In gas chromatography, analytes are separated by differences in their partition between a mobile phase and a stationary phase. Temperature-program, column dimensions, stationary and mobile phases, and flow rate are all parameters that can affect the quality of the separation in gas chromatography. To achieve a good separation (in a short amount of time) it is necessary to optimize these parameters. This can often be quite a tedious task.

Using computer simulations, it is possible to both gain a better understanding of how the different parameters govern retention and separation of a given set of analytes, and to optimize the parameters within minutes. In the research presented here, this was achieved by taking a thermodynamic approach that used the two parameters ΔH (enthalpy change) and ΔS (entropy change) to predict retention times for gas chromatography. By determining these compound partition parameters, it was possible to predict retention times for analytes in temperature-programmed runs. This was achieved through the measurement of the retention times of n-alkanes, PAHs, alcohols, amines and compounds in the Grob calibration mixture in isothermal runs. The isothermally obtained partition coefficients, together with the column dimensions and specifications, were then used for computer simulation using in-house software.

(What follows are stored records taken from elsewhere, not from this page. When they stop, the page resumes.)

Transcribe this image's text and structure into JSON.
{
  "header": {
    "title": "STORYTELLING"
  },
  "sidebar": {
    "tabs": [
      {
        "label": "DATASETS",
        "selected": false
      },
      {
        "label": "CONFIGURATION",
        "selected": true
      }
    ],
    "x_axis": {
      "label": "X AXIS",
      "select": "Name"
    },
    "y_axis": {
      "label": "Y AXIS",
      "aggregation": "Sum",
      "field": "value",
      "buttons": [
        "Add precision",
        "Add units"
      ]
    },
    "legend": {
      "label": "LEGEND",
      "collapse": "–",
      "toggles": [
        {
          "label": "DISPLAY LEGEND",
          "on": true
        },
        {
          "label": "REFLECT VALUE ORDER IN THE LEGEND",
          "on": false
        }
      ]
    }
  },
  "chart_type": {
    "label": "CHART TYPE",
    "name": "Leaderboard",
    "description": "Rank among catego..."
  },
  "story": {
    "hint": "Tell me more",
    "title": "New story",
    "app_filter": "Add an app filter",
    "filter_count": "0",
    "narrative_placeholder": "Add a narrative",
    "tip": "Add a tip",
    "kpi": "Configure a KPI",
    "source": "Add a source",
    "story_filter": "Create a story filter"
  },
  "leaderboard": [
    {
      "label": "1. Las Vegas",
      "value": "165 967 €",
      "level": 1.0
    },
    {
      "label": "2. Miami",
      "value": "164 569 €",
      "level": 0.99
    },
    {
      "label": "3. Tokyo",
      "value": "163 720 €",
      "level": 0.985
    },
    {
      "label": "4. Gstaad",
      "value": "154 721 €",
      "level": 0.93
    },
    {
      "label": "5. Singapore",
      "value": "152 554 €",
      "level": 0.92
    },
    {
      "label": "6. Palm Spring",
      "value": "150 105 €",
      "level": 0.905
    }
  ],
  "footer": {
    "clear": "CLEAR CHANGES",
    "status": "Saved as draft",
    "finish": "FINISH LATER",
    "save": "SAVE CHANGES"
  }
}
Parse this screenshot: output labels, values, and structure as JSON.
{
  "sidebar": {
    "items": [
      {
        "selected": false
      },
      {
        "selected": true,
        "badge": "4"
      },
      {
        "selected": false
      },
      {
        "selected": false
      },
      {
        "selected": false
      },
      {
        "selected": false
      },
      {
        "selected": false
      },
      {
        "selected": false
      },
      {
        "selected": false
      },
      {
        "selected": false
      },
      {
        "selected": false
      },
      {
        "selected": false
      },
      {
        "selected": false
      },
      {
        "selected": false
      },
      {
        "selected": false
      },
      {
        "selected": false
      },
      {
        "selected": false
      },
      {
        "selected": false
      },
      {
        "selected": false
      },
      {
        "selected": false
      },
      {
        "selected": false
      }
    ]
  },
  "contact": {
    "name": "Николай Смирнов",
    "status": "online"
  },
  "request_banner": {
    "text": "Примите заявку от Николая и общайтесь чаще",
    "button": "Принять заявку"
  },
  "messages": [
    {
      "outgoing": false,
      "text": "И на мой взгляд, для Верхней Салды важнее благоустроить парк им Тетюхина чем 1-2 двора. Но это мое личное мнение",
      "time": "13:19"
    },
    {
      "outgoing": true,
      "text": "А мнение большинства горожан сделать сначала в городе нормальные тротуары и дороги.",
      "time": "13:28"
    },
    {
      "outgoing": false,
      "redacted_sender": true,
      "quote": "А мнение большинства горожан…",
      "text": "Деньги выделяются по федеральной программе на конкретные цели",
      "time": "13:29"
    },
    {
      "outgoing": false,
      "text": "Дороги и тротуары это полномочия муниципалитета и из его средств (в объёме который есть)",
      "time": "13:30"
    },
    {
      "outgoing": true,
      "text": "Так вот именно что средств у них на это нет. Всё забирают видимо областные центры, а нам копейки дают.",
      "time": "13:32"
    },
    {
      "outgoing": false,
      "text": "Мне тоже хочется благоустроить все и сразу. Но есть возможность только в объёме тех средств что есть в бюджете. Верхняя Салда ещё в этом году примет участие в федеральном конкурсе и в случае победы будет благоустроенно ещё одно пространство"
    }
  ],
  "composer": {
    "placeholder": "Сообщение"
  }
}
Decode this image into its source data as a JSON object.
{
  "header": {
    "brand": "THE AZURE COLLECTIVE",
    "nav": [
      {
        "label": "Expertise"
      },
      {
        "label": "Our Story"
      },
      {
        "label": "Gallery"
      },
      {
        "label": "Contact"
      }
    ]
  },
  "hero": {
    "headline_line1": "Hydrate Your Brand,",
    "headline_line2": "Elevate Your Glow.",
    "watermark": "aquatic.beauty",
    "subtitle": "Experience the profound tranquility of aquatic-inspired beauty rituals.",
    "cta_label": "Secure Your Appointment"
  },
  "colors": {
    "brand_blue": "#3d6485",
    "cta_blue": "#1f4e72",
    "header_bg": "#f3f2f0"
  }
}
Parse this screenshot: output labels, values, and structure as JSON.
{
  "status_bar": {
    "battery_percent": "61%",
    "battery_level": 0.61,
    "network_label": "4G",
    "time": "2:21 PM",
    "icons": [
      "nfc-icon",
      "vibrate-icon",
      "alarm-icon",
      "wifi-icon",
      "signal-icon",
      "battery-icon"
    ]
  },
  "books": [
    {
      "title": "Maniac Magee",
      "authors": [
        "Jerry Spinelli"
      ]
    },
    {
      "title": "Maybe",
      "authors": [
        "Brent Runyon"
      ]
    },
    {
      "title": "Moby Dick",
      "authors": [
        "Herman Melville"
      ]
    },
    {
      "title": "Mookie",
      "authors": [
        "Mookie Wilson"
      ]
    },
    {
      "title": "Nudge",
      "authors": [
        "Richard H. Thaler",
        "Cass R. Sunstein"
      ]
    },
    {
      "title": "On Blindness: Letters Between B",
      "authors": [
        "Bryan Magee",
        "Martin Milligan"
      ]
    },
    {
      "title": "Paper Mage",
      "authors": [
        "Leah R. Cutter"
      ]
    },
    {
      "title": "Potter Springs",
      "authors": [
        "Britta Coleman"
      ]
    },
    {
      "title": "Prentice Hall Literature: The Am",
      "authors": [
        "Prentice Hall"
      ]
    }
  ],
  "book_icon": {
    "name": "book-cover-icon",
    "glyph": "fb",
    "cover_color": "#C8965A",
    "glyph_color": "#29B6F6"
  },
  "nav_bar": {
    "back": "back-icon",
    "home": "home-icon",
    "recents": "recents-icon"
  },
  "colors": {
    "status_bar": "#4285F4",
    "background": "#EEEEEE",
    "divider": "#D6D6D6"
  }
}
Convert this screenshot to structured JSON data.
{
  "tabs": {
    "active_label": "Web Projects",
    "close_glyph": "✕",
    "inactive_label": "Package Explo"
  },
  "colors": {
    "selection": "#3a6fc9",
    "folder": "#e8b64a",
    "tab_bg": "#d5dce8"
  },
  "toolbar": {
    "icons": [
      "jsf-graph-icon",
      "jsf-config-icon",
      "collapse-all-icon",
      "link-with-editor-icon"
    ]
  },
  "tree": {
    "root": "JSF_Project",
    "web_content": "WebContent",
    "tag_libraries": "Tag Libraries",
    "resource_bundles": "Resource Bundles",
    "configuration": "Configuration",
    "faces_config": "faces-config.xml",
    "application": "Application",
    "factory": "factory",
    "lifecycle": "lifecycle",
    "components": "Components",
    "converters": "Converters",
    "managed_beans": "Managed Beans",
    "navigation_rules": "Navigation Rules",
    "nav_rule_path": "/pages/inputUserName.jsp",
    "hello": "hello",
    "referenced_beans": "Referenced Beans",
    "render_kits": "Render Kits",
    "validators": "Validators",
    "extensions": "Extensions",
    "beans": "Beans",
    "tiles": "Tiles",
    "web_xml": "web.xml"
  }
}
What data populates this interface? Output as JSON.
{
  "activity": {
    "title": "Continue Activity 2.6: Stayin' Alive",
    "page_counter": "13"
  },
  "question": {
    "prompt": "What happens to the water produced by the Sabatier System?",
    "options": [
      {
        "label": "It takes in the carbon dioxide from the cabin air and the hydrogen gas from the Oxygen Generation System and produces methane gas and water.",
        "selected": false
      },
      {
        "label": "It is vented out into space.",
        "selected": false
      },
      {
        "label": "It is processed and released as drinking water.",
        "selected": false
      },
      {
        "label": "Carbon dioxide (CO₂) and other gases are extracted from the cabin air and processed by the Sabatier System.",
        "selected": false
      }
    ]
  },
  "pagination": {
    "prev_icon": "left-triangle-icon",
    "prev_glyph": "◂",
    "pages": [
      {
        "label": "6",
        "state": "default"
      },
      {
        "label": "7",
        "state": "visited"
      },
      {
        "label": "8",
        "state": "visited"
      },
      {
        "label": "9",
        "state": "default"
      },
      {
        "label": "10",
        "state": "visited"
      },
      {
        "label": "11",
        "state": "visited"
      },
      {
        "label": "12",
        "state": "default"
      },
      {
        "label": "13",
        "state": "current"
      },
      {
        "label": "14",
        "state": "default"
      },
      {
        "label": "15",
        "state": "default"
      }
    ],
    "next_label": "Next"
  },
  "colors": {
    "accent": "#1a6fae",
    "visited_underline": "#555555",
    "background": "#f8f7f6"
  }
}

The two-parameter model was found to be both robust and precise and could be a useful tool for the prediction of retention times. It was shown that it is possible to calculate retention times with good precision and accuracy using this model. The relative differences between the predicted and experimental retention times for different compound groups were generally less than 1%.

The scientific studies (Papers I-IV) are summarized and discussed in the main text of this thesis.